Number of times Jack says "Now!": 9
Number of times Jack says "No!": 8
Number of times a "protocol" is mentioned: 16
Number of times someone says a variation of "Go!": 11
Number of moles: 2
Approximate Body Count: 33 (plus three rats, plus one human nerve gas guinea pig, plus 10-20 in the mall food court (and no, not from food poisoning))

<-1:00 PM - 2:00 PM 3:00 PM - 4:00 PM ->

4 Comments:

  • At Tue Feb 14, 10:41:00 PM, Robert said…

    Due to giraffe violence, zoo discretion is advised.

    Could we please bring the writers for season one back out of the cryogenically induced state where they're currently (still) catching up on their sleep and send the current guys to the witless protection program? This season is going from bad to worse.

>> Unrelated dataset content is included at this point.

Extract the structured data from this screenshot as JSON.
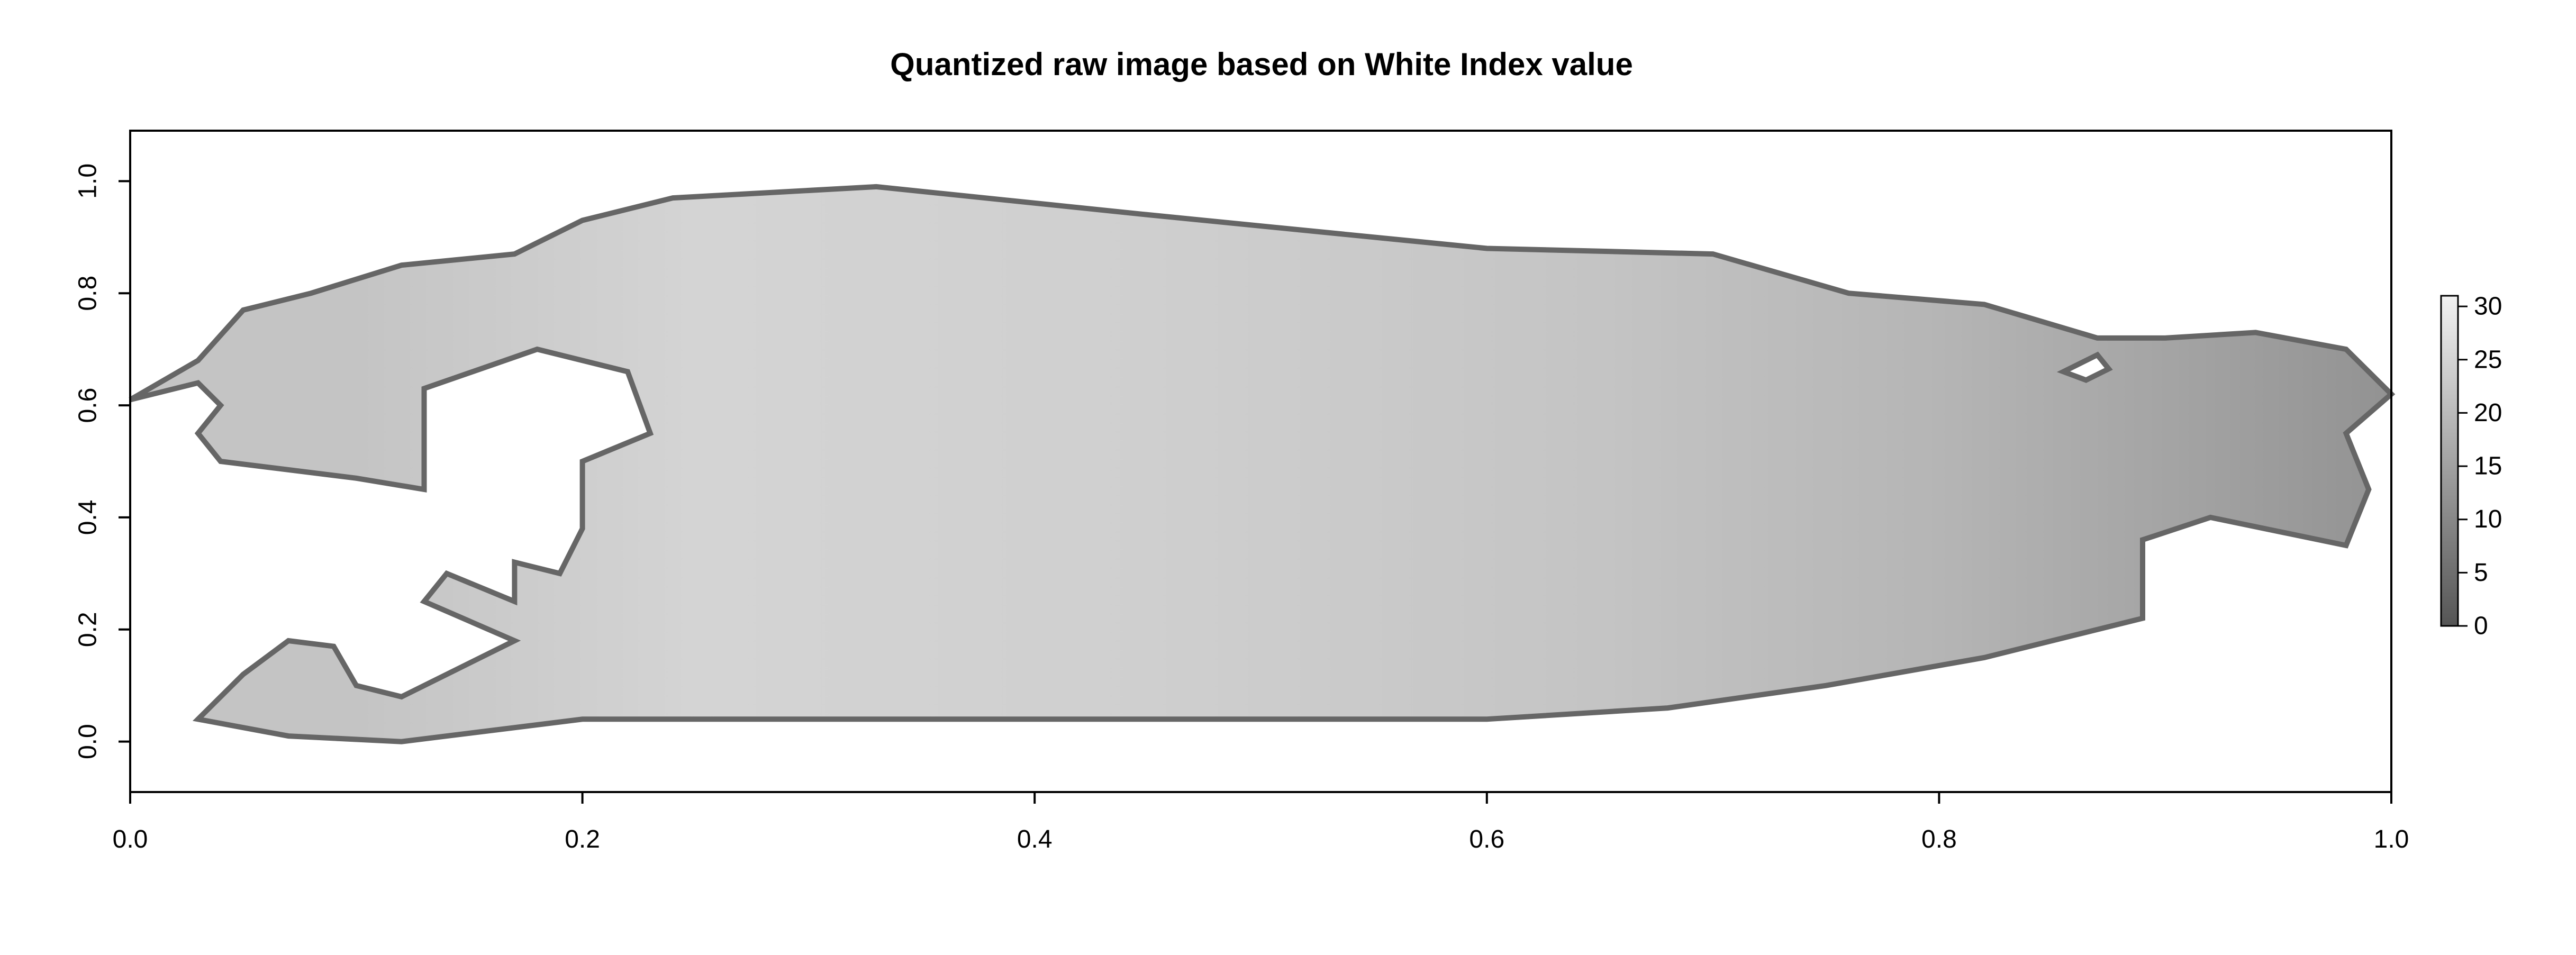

    You already hit all the high points, so there's not much left to say. Cute kids in danger...heartless President orders them gassed...distraught wife "should have been with him" before hubbie hanged himself (cue evil voice--or did he?)...one employee knowing the truth...no perimeter (was that Hobbit's first good idea of the day?) so the baddies can just drive right off from across the street...wow.

    And the previews for next week look even sillier.

    ARGH. Bring back the cougar. (But still not Kim...give him something else to eat.)

     
  • At Wed Feb 15, 07:50:00 AM, Jeff said…

    Giraffe violence? Ha!

    You're right, a perimeter might have come in handy when Erwich drove off. Although not sure how big a perimeter they could have formed with 3 guys.

    But the cougar? Do you know what you're saying man?!

     
  • At Wed Feb 15, 10:38:00 AM, Robert said…

    Couldn't the cougar eat the psycho first lady and make the world a better place? Would that be too much to ask? (I'd suggest eating President Jellyfish, but there are some things even a cougar won't stoop to.)

     
  • At Wed Feb 15, 01:50:00 PM, Jeff said…

    Sit down, Robert. I have some bad news to tell you.

    It's been inaccurate before, so it can't be fully trusted, but the imdb has Kim showing up in the next three episodes.

    There there, we're here for you.